Denying that the trade landscape has changed, general manager Ken Williams did have a more determined look Wednesday. He had a closed-door session with manager Ozzie Guillen before Wednesday’s game and met with more team personnel in an area off limits to the media.
“When you’re in first place, it’s nicer,” Williams said of the time period immediately before the July 31 non-waiver deadline. “When you’re on the opposite end of the spectrum, it’s not so nice. But we’re always in the same mode. It’s just kind of waiting for other teams to get in the same mode of wanting to do things and be kind of more aggressive along those lines of moving personnel around.”
The 26-year-old Fielder drove in 141 runs with the Brewers last season, but he is well off that pace in 2010, with 45 RBIs in 95 games. His 1.014 OPS is down to .902 this season and his .264 batting average is well under his career mark of .281.
The 29-year-old Bautista would be a more affordable alternative to Fielder, but he doesn’t fill the need of a left-handed power hitter. The Blue Jay’s power source leads baseball with 26 home runs. He is one of just 14 players in baseball, before the start of play Wednesday with at least 20 home runs. Paul Konerko (21) is another.

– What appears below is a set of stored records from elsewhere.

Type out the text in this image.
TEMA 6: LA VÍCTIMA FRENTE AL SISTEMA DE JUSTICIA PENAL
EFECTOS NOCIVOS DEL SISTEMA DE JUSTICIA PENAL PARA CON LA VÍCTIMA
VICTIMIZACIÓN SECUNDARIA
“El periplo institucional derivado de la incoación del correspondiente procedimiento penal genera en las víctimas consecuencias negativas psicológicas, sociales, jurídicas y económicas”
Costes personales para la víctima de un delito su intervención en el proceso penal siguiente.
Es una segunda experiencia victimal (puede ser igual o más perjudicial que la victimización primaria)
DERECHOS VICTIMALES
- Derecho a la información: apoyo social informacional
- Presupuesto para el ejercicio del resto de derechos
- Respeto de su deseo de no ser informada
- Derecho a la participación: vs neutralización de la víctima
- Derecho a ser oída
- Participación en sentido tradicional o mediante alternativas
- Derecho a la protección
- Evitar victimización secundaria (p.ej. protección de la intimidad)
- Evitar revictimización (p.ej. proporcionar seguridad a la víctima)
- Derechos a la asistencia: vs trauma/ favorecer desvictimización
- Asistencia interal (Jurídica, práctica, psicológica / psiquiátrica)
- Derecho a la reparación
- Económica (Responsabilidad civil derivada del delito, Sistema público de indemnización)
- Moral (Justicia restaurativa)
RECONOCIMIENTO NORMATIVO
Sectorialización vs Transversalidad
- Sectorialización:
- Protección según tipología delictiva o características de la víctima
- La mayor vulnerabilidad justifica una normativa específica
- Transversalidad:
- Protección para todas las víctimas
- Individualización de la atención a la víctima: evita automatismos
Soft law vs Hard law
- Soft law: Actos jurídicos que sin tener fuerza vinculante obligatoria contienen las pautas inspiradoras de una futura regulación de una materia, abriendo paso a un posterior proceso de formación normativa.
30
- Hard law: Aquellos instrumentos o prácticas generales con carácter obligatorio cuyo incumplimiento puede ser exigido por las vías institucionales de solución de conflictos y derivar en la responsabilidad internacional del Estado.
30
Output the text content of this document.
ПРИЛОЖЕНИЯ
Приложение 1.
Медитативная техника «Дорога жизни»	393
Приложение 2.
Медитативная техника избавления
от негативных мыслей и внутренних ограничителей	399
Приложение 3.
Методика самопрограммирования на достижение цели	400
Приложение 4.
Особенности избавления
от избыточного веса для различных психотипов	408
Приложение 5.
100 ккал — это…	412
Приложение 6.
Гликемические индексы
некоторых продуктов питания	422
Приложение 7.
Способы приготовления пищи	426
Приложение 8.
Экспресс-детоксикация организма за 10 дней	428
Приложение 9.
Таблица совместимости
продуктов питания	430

Bautista has about $1 million left on his contract this season, and the Blue Jays aren’t expected to hold out for both Hudson and Beckham in a deal.
As of now, it appears the Williams is more focused on a blockbuster deal and not a reliever or utility player that would round out the roster.
“Because a lot of the minor pieces, the supporting cast for a lack of a better phrase, was put together at the start of the season or in the off-season,” Williams said.
So did Williams really see himself in the position to add players at the end of July when the club was struggling in May?
“Yes, when we were down by 9½ [games] we thought we’d be up by 3½ today,” Williams said with a laugh. “Write that with sarcasm, please.”